How ACT reduces secondary suffering and improves psychological flexibility
ACT distinguishes between primary pain (the raw uncomfortable emotion) and secondary suffering (the extra distress added by avoidance, judgment, or rumination). By practicing acceptance, cognitive defusion, and mindful observer perspective, people stop adding unnecessary suffering and regain the energy needed for meaningful action.
Concrete ACT skills for immediate relief and long-term change
Grounding and body-based techniques — press your feet into the floor, practice diaphragmatic breathing, and use stress-coherence exercises to reduce physiological distress without trying to eliminate the emotion. Defusion practices — notice, name, and even greet anxious thoughts ("Hello, Ms. Worry") to loosen their grip.
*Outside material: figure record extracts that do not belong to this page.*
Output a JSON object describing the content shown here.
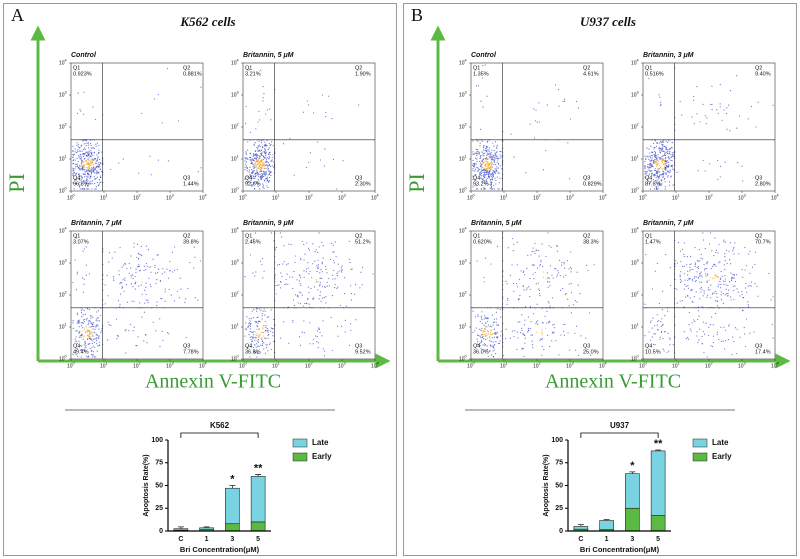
{
  "panels": [
    {
      "label": "A",
      "title": "K562 cells",
      "y_axis_label": "PI",
      "x_axis_label": "Annexin V-FITC",
      "tick_base": "10",
      "tick_exponents": [
        0,
        1,
        2,
        3,
        4
      ],
      "plots": [
        {
          "title": "Control",
          "quadrants": [
            {
              "name": "Q1",
              "value": "0.923%"
            },
            {
              "name": "Q2",
              "value": "0.881%"
            },
            {
              "name": "Q3",
              "value": "1.44%"
            },
            {
              "name": "Q4",
              "value": "96.8%"
            }
          ]
        },
        {
          "title": "Britannin, 5 μM",
          "quadrants": [
            {
              "name": "Q1",
              "value": "3.21%"
            },
            {
              "name": "Q2",
              "value": "1.90%"
            },
            {
              "name": "Q3",
              "value": "2.30%"
            },
            {
              "name": "Q4",
              "value": "92.6%"
            }
          ]
        },
        {
          "title": "Britannin, 7 μM",
          "quadrants": [
            {
              "name": "Q1",
              "value": "3.07%"
            },
            {
              "name": "Q2",
              "value": "39.8%"
            },
            {
              "name": "Q3",
              "value": "7.78%"
            },
            {
              "name": "Q4",
              "value": "49.4%"
            }
          ]
        },
        {
          "title": "Britannin, 9 μM",
          "quadrants": [
            {
              "name": "Q1",
              "value": "2.46%"
            },
            {
              "name": "Q2",
              "value": "51.2%"
            },
            {
              "name": "Q3",
              "value": "9.52%"
            },
            {
              "name": "Q4",
              "value": "36.8%"
            }
          ]
        }
      ],
      "chart_data": {
        "type": "bar",
        "stacked": true,
        "group_label": "K562",
        "ylabel": "Apoptosis Rate(%)",
        "xlabel": "Bri Concentration(μM)",
        "categories": [
          "C",
          "1",
          "3",
          "5"
        ],
        "ylim": [
          0,
          100
        ],
        "yticks": [
          0,
          25,
          50,
          75,
          100
        ],
        "series": [
          {
            "name": "Early",
            "color": "#5cb944",
            "values": [
              1,
              1.5,
              8,
              10
            ]
          },
          {
            "name": "Late",
            "color": "#79d3e0",
            "values": [
              1.5,
              2,
              39,
              50
            ],
            "errors": [
              2,
              1,
              3,
              2
            ]
          }
        ],
        "annotations": [
          {
            "category": "3",
            "text": "*"
          },
          {
            "category": "5",
            "text": "**"
          }
        ]
      }
    },
    {
      "label": "B",
      "title": "U937 cells",
      "y_axis_label": "PI",
      "x_axis_label": "Annexin V-FITC",
      "tick_base": "10",
      "tick_exponents": [
        0,
        1,
        2,
        3,
        4
      ],
      "plots": [
        {
          "title": "Control",
          "quadrants": [
            {
              "name": "Q1",
              "value": "1.35%"
            },
            {
              "name": "Q2",
              "value": "4.61%"
            },
            {
              "name": "Q3",
              "value": "0.829%"
            },
            {
              "name": "Q4",
              "value": "93.2%"
            }
          ]
        },
        {
          "title": "Britannin, 3 μM",
          "quadrants": [
            {
              "name": "Q1",
              "value": "0.516%"
            },
            {
              "name": "Q2",
              "value": "9.40%"
            },
            {
              "name": "Q3",
              "value": "2.80%"
            },
            {
              "name": "Q4",
              "value": "87.3%"
            }
          ]
        },
        {
          "title": "Britannin, 5 μM",
          "quadrants": [
            {
              "name": "Q1",
              "value": "0.620%"
            },
            {
              "name": "Q2",
              "value": "38.3%"
            },
            {
              "name": "Q3",
              "value": "25.0%"
            },
            {
              "name": "Q4",
              "value": "36.0%"
            }
          ]
        },
        {
          "title": "Britannin, 7 μM",
          "quadrants": [
            {
              "name": "Q1",
              "value": "1.47%"
            },
            {
              "name": "Q2",
              "value": "70.7%"
            },
            {
              "name": "Q3",
              "value": "17.4%"
            },
            {
              "name": "Q4",
              "value": "10.5%"
            }
          ]
        }
      ],
      "chart_data": {
        "type": "bar",
        "stacked": true,
        "group_label": "U937",
        "ylabel": "Apoptosis Rate(%)",
        "xlabel": "Bri Concentration(μM)",
        "categories": [
          "C",
          "1",
          "3",
          "5"
        ],
        "ylim": [
          0,
          100
        ],
        "yticks": [
          0,
          25,
          50,
          75,
          100
        ],
        "series": [
          {
            "name": "Early",
            "color": "#5cb944",
            "values": [
              2,
              1.5,
              25,
              17
            ]
          },
          {
            "name": "Late",
            "color": "#79d3e0",
            "values": [
              3,
              10,
              38,
              71
            ],
            "errors": [
              2,
              1,
              2,
              1
            ]
          }
        ],
        "annotations": [
          {
            "category": "3",
            "text": "*"
          },
          {
            "category": "5",
            "text": "**"
          }
        ]
      }
    }
  ]
}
Workability questioning — ask whether following a thought expands or shrinks your life.
Values-based action: the engine of meaningful change
ACT reframes therapy around verbs and actions aligned with personal values. Identify core values across life domains (relationships, health, career), convert values into weekly concrete behaviors, and perform short regular check-ins — for example, a weekly whiteboard X system to track value alignment.
When to combine ACT with other tools
For some people with intense physiological symptoms, medication or additional grounding skills can help them engage with ACT practices more effectively. ACT is often integrated with exposure principles: intentionally taking valued action while allowing uncomfortable sensations to exist.
Where to learn more
For professionals and the public, contextualbehavioralscience.org offers training resources, research, and practical ACT materials. ACT-based practices, such as observer-self cultivation, mindful defusion, and values clarification, are backed by multiple randomized controlled trials showing improved well-being and meaning.
- Key takeaway: Stop fighting feelings — practice acceptance and choose values-based behavior to expand your life.
- Practical next step: Try naming a worry today, ground your body, and take one small values-based action.